We can solve this problem using the Principle of Inclusion-Exclusion (PIE).

First, let's find the total number of ways the children can choose their ice cream flavors. Each child has 3 options, so there are 3^6 = 729 possible outcomes.

Next, let's find the number of ways no flavor is selected by exactly two children. To do this, we can use the complement rule and subtract from the total number of outcomes the number of ways all flavors are selected by at most one child.

There are C(6,0) ways to choose no child for the first flavor, C(5,0) ways to choose no child for the second flavor, and C(4,0) ways to choose no child for the third flavor.
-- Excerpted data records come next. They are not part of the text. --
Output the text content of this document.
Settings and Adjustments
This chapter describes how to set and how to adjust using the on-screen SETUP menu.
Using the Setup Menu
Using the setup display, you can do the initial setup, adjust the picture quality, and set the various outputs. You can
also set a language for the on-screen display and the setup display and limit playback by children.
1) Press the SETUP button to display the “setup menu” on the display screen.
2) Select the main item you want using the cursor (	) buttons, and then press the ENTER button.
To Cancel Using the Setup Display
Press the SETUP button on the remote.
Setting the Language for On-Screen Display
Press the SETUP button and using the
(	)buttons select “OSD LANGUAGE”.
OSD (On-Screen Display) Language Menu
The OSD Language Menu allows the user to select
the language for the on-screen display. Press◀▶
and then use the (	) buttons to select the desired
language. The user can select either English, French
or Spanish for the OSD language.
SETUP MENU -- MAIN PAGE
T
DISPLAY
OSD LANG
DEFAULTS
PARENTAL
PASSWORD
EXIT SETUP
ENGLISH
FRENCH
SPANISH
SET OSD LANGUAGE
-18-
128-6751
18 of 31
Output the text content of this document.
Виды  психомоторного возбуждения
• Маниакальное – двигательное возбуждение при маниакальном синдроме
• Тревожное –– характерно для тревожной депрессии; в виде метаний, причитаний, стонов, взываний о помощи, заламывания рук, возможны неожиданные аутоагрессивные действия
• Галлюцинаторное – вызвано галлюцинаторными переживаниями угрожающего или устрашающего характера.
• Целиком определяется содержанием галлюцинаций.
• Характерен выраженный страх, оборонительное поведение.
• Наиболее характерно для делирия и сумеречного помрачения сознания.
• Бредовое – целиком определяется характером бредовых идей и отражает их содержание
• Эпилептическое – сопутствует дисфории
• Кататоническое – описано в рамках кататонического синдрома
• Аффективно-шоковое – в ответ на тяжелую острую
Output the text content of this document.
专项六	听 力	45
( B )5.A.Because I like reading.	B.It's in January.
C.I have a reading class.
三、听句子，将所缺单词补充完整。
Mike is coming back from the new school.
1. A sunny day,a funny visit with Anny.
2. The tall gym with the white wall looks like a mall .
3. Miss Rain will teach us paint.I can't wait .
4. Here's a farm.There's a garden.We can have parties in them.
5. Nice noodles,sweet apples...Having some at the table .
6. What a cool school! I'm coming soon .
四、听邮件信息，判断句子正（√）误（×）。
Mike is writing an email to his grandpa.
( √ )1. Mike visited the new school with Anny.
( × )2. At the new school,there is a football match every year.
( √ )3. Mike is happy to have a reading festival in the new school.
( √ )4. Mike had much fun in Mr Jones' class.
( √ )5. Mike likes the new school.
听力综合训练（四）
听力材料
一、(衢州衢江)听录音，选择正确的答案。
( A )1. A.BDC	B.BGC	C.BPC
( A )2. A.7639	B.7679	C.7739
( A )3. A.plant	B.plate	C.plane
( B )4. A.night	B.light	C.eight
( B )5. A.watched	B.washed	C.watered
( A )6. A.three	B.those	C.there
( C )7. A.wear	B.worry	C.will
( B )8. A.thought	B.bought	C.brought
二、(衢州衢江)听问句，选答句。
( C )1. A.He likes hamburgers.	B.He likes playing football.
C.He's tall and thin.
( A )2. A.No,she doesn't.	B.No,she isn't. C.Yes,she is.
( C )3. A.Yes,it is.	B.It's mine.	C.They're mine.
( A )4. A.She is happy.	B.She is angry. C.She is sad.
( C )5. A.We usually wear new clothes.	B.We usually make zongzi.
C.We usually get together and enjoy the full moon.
So the number of ways all flavors are selected by at most one child is:

C(6,0) * C(5,0) * C(4,0) = 1

Therefore, the number of ways no flavor is selected by exactly two children is:

3^6 - 1 = 728

However, this includes the cases where some flavor is selected by exactly three children or by all six children. We need to subtract these cases to avoid double-counting.

Let A be the set of outcomes where flavor 1 is selected by exactly three children, and let B and C be the sets of outcomes where flavors 2 and 3, respectively, are selected by exactly three children. We can use the formula for the size of the union of three sets to find the number of outcomes in which some flavor is selected by exactly three children:

|A ∪ B ∪ C| = |A| + |B| + |C| - |A ∩ B| - |A ∩ C| - |B ∩ C| + |A ∩ B ∩ C|

Each of |A|, |B|, and |C| can be found using the following reasoning: There are C(6,3) ways to choose 3 children to select the given flavor, and for each choice, there are 2 options for the remaining 3 children (they can choose either of the other 2 flavors). So:

|A| = C(6,3) * 2^3 = 160

|B| = C(6,3) * 2^3 = 160

|C| = C(6,3) * 2^3 = 160

To find |A ∩ B|, we need to choose 3 children to select flavor 1 and 3 children to select flavor 2, and then the remaining child can select either flavor 1 or flavor 2. So:

|A ∩ B| = C(6,3) * C(3,3) * 2 = 40

Similarly, |A ∩ C| = 40 and |B ∩ C| = 40.

To find |A ∩ B ∩ C|, we need to choose 3 children to select each of the 3 flavors. This can be done in C(6,3) ways:

|A ∩ B ∩ C| = C(6,3) = 20

Substituting these values into the formula for the size of the union of three sets, we get:

|A ∪ B ∪ C| = 160 + 160 + 160 - 40 - 40 - 40 + 20 = 360

Therefore, the number of ways some flavor is selected by exactly two children is:

728 - 360 = 368

So there are 368 ways the children can choose their ice cream flavors so that some flavor of ice cream is selected by exactly two children.